Morgan Mathison

Personal information
- Born: 12 April 2000 (age 26) Gold Coast, Australia
- Height: 171 cm (5 ft 7 in)
- Weight: 65 kg (143 lb)

Sport
- Sport: Field hockey
- Position: Midfield

Senior career
- Years: Team / Caps / Goals
- 2019–: Brisbane Blaze / - / -

National team
- Years: Team / Caps / Goals
- 2018–2020: Australia U–21 / 11 / (0)
- 2025–: Australia / 17 / (1)

Medal record
Women's field hockey
Representing Australia
Oceania Cup
| Silver medal – second place | 2025 Darwin |  |

= Morgan Mathison =

Australian field hockey player

Morgan Mathison (born 12 April 2000) is an Australian field hockey player.

==Personal life==
Morgan Mathison was born in the Gold Coast.

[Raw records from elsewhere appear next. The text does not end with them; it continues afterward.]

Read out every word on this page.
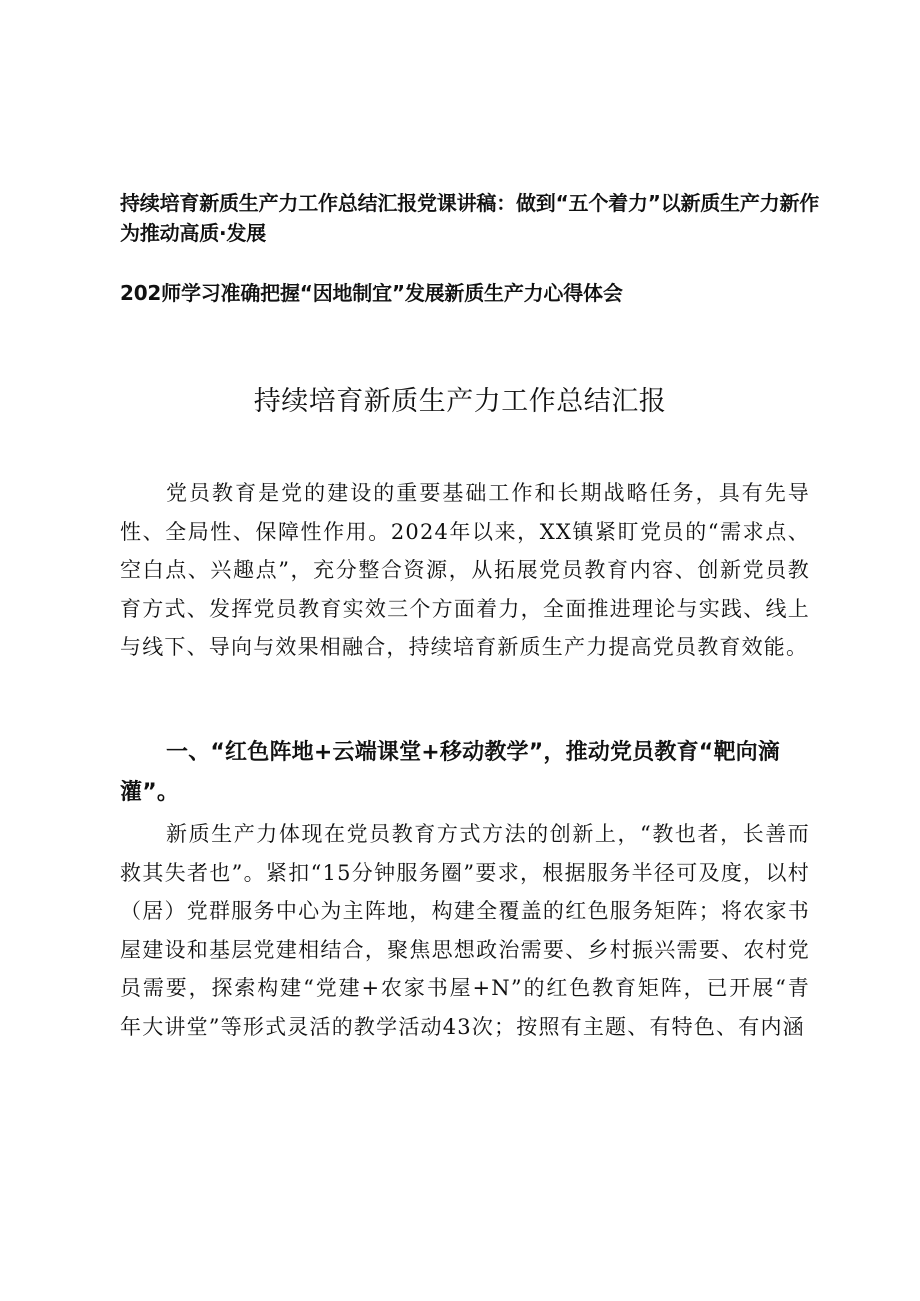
持续培育新质生产力工作总结汇报党课讲稿：做到“五个着力”以新质生产力新作为推动高质·发展

202师学习准确把握“因地制宜”发展新质生产力心得体会

持续培育新质生产力工作总结汇报

党员教育是党的建设的重要基础工作和长期战略任务，具有先导性、全局性、保障性作用。2024年以来，XX镇紧盯党员的“需求点、空白点、兴趣点”，充分整合资源，从拓展党员教育内容、创新党员教育方式、发挥党员教育实效三个方面着力，全面推进理论与实践、线上与线下、导向与效果相融合，持续培育新质生产力提高党员教育效能。

一、“红色阵地+云端课堂+移动教学”，推动党员教育“靶向滴灌”。

新质生产力体现在党员教育方式方法的创新上，“教也者，长善而救其失者也”。紧扣“15分钟服务圈”要求，根据服务半径可及度，以村（居）党群服务中心为主阵地，构建全覆盖的红色服务矩阵；将农家书屋建设和基层党建相结合，聚焦思想政治需要、乡村振兴需要、农村党员需要，探索构建“党建+农家书屋+N”的红色教育矩阵，已开展“青年大讲堂”等形式灵活的教学活动43次；按照有主题、有特色、有内涵
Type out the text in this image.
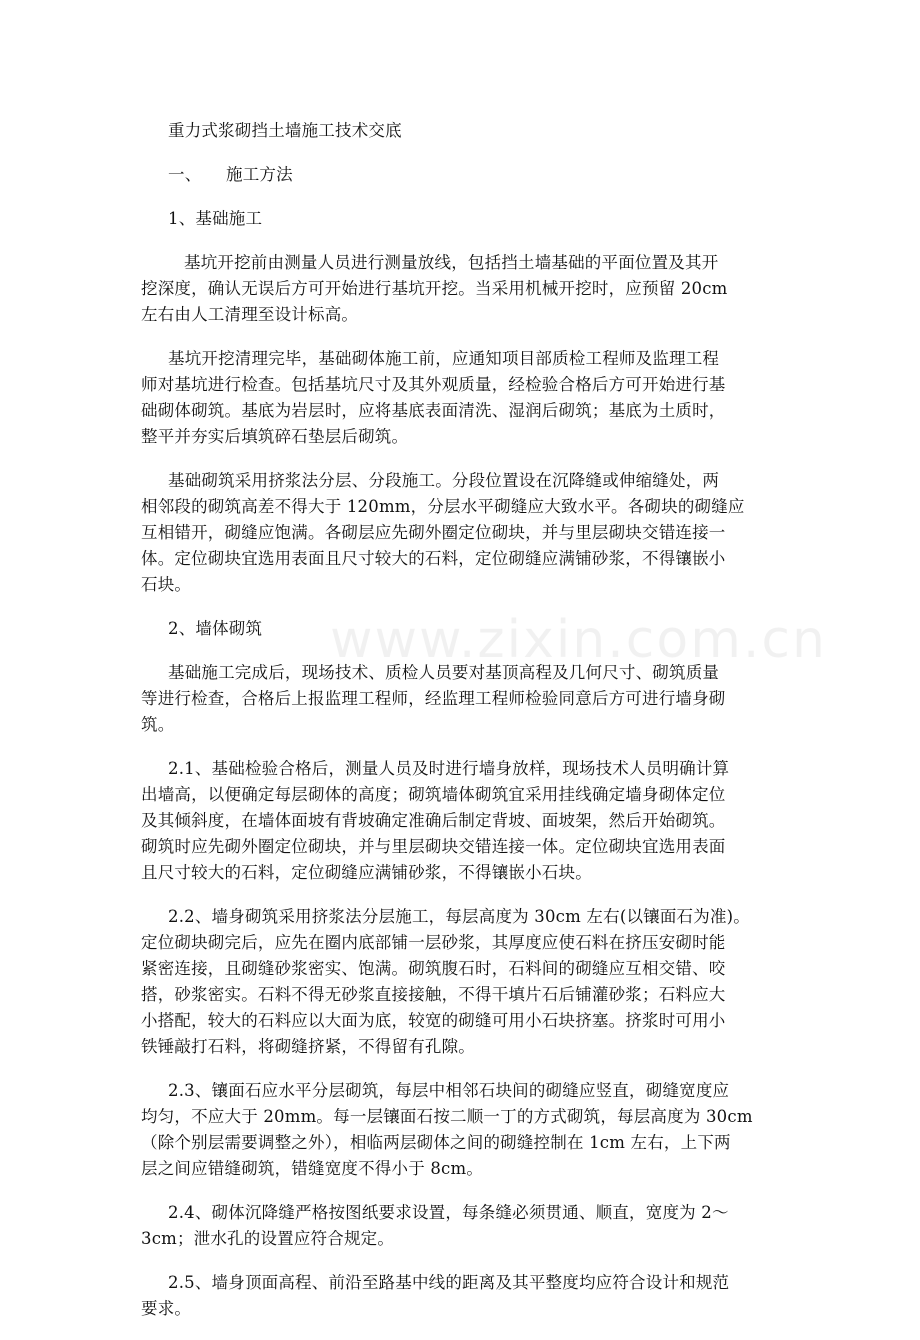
www.zixin.com.cn
重力式浆砌挡土墙施工技术交底
一、 施工方法
1、基础施工
基坑开挖前由测量人员进行测量放线，包括挡土墙基础的平面位置及其开
挖深度，确认无误后方可开始进行基坑开挖。当采用机械开挖时，应预留 20cm
左右由人工清理至设计标高。
基坑开挖清理完毕，基础砌体施工前，应通知项目部质检工程师及监理工程
师对基坑进行检查。包括基坑尺寸及其外观质量，经检验合格后方可开始进行基
础砌体砌筑。基底为岩层时，应将基底表面清洗、湿润后砌筑；基底为土质时，
整平并夯实后填筑碎石垫层后砌筑。
基础砌筑采用挤浆法分层、分段施工。分段位置设在沉降缝或伸缩缝处，两
相邻段的砌筑高差不得大于 120mm，分层水平砌缝应大致水平。各砌块的砌缝应
互相错开，砌缝应饱满。各砌层应先砌外圈定位砌块，并与里层砌块交错连接一
体。定位砌块宜选用表面且尺寸较大的石料，定位砌缝应满铺砂浆，不得镶嵌小
石块。
2、墙体砌筑
基础施工完成后，现场技术、质检人员要对基顶高程及几何尺寸、砌筑质量
等进行检查，合格后上报监理工程师，经监理工程师检验同意后方可进行墙身砌
筑。
2.1、基础检验合格后，测量人员及时进行墙身放样，现场技术人员明确计算
出墙高，以便确定每层砌体的高度；砌筑墙体砌筑宜采用挂线确定墙身砌体定位
及其倾斜度，在墙体面坡有背坡确定准确后制定背坡、面坡架，然后开始砌筑。
砌筑时应先砌外圈定位砌块，并与里层砌块交错连接一体。定位砌块宜选用表面
且尺寸较大的石料，定位砌缝应满铺砂浆，不得镶嵌小石块。
2.2、墙身砌筑采用挤浆法分层施工，每层高度为 30cm 左右(以镶面石为准)。
定位砌块砌完后，应先在圈内底部铺一层砂浆，其厚度应使石料在挤压安砌时能
紧密连接，且砌缝砂浆密实、饱满。砌筑腹石时，石料间的砌缝应互相交错、咬
搭，砂浆密实。石料不得无砂浆直接接触，不得干填片石后铺灌砂浆；石料应大
小搭配，较大的石料应以大面为底，较宽的砌缝可用小石块挤塞。挤浆时可用小
铁锤敲打石料，将砌缝挤紧，不得留有孔隙。
2.3、镶面石应水平分层砌筑，每层中相邻石块间的砌缝应竖直，砌缝宽度应
均匀，不应大于 20mm。每一层镶面石按二顺一丁的方式砌筑，每层高度为 30cm
（除个别层需要调整之外），相临两层砌体之间的砌缝控制在 1cm 左右，上下两
层之间应错缝砌筑，错缝宽度不得小于 8cm。
2.4、砌体沉降缝严格按图纸要求设置，每条缝必须贯通、顺直，宽度为 2～
3cm；泄水孔的设置应符合规定。
2.5、墙身顶面高程、前沿至路基中线的距离及其平整度均应符合设计和规范
要求。
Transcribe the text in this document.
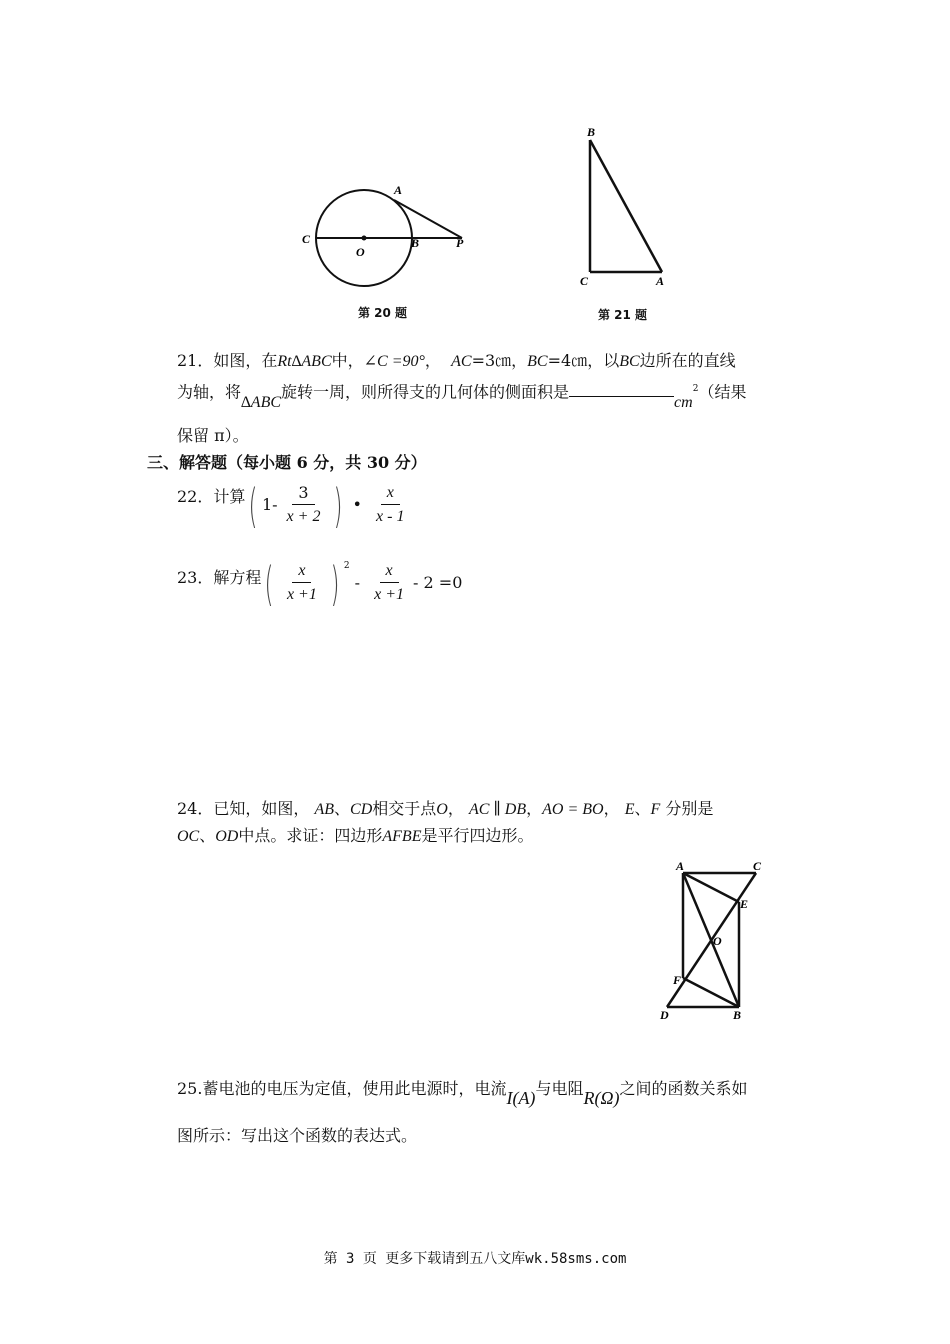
A
C
O
B	P
第 20 题
B
C	A
第 21 题
21．如图，在Rt∆ABC中，∠C =90°， AC=3㎝，BC=4㎝，以BC边所在的直线
为轴，将∆ABC旋转一周，则所得支的几何体的侧面积是$cm^2$（结果
保留 π）。
三、解答题（每小题 6 分，共 30 分）
22．计算 ( $1- \frac{3}{x + 2}$ ) • $\frac{x}{x - 1}$
23．解方程 ( $\frac{x}{x +1}$ ) $^2 - \frac{x}{x +1} - 2 =0$
24．已知，如图， AB、CD相交于点O， AC ∥ DB，AO = BO， E、F 分别是
OC、OD中点。求证：四边形AFBE是平行四边形。
A	C
E
O
F
D	B
25.蓄电池的电压为定值，使用此电源时，电流I(A)与电阻R(Ω)之间的函数关系如
图所示：写出这个函数的表达式。
第 3 页 更多下载请到五八文库wk.58sms.com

She is a former student of Griffith University.

==Career==
===Domestic league===
In Hockey Australia's domestic league, the Liberty Hockey One, Mathison represents her home state as a member of the Brisbane Blaze.

===Under–18===
Mathison's first international appearances for Australia came at under–18 level. She was a member of the squad at the 2018 Oceania Qualifiers for the Youth Olympic Games, held in Port Moresby. The team qualified, with Mathison captaining the team at the Youth Olympic Tournament in Buenos Aires.

===Under–21===
Following her under–18 debut, Mathison debuted for the Jillaroos shortly after. She represented the squad in a Trans–Tasman test series against New Zealand in 2018.

The following year, she represented the team again in a Tri–Nations Tournament in Canberra.

===Hockeyroos===
In 2024, Mathison was named in the Hockeyroos squad for the first time. She will make her senior debut during season six of the FIH Pro League.